Chapter 22

I wake up and make it as far as the shower, but I quickly realise I’m not well. There’s a shiver inside my bones, and muscles I didn’t know I had ache. I wonder if I’ve caught whatever virus it is Mum has. Even Margot notices. ‘Are you all right?’ she asks as I sit at the breakfast table. Mum isn’t up again.

‘I feel pretty gross.’

Margot frowns and holds the back of her hand to my forehead. With a ‘hmm’, she dashes upstairs, to return a moment later with a thermometer. ‘Here, pop this under your tongue.’ I do as I’m told and a minute later she whips it out of my mouth without warning. ‘Goodness. No, you’re not well. Back to bed with you, young lady.’

I don’t even have the strength to argue. I practically have to drag my hollow limbs up the stairs back to my room.

I toss and turn, one minute burning up and fighting off sheet tentacles, freezing cold and rattling the next. Crazy fever dreams about Margot and Andrew and Rick and Dewi and Bronwyn and Thom filter in and out of my head. I keep waking up in a panic, thinking I have to be somewhere.

In the worst, Mum has been rushed to hospital while I’m lying here. ‘Mum!’ I yell out at one point.

‘What?’ She pokes her head around the door.

‘Mum?’

‘I’m here.’ She sits at the foot of the bed. ‘Are you feeling any better?’

I don’t. It feels like there’s broken glass in my throat. ‘I had a dream about you. Are you real?’

A gentle smile. She looks very beautiful, like a painting from the Louvre or something. The sun hits her pale face and it’s way Renaissance. I can never pronounce Renaissance. ‘Yes, I’m real. You poor thing. Let me get you some paracetamol.’

I grab for her arm. ‘No, don’t go.’

She sits back down. ‘It’s all right, Fliss. I’m here.’

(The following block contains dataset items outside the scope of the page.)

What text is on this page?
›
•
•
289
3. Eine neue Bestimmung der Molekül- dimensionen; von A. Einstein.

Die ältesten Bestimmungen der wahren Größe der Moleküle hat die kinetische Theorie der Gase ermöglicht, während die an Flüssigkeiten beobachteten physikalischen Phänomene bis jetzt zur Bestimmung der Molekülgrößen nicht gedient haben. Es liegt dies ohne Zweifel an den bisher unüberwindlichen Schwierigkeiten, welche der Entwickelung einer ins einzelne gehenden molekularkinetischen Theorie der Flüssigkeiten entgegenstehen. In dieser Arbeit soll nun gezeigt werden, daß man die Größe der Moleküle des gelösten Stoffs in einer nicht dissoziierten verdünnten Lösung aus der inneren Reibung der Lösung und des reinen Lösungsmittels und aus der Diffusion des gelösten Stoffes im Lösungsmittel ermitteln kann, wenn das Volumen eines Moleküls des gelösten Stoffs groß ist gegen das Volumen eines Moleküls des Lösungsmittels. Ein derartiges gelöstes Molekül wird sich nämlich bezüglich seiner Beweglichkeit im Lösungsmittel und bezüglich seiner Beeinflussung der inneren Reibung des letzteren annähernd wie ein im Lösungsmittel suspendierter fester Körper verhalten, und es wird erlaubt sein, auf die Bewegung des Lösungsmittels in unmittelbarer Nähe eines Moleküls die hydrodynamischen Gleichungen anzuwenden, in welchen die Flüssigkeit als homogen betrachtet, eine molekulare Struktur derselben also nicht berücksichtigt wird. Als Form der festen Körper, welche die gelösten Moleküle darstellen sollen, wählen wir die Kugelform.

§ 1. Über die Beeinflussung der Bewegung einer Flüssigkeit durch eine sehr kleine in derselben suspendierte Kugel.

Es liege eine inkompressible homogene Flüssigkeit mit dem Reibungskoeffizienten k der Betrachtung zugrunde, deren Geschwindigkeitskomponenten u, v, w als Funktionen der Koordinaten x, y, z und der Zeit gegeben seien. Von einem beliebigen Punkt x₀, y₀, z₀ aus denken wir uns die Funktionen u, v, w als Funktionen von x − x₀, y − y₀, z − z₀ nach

I scoot over and she lies down next to me. I hold her close and drift off into a shallow sleep.

The rest of Thursday is a write-off and, let’s face it, if you’ve had Thursday off you’re hardly going to go back to school on Friday. The teachers barely bother to hide their hangovers on a Friday. Lots of ‘Quiet Reading Time’.

I do feel a bit better though. The burning throat and shivers seem to have morphed into a stinking cold, which I can deal with, even if I do look like a gooey plague victim. Mum and Margot let me sleep until about nine thirty and then I feel well enough to head downstairs. I want out of the bed. it’s sweaty and smells like ill person.

I have some toast before sinking into a hot bath. Well, if you’re gonna be ill, do it right, I think. I daren’t read the diary in the bath in case I drop it, so I take a Nancy Drew Case Files paperback I already read a few years back and soak until the water goes tepid and Nancy figures out who’s leaving the sorority spooky messages.

Because I’m off school, I tie my hair into a messy bun and put my dressing gown on. Mum has changed my bedding while I was in the bath and, truth be told, I’m probably well enough to have gone to school.

Ah, well. As it is, it’s another day with Margot’s diary. I get under the covers (the farm is only getting more Baltic as we head into autumn) and turn to the next entry.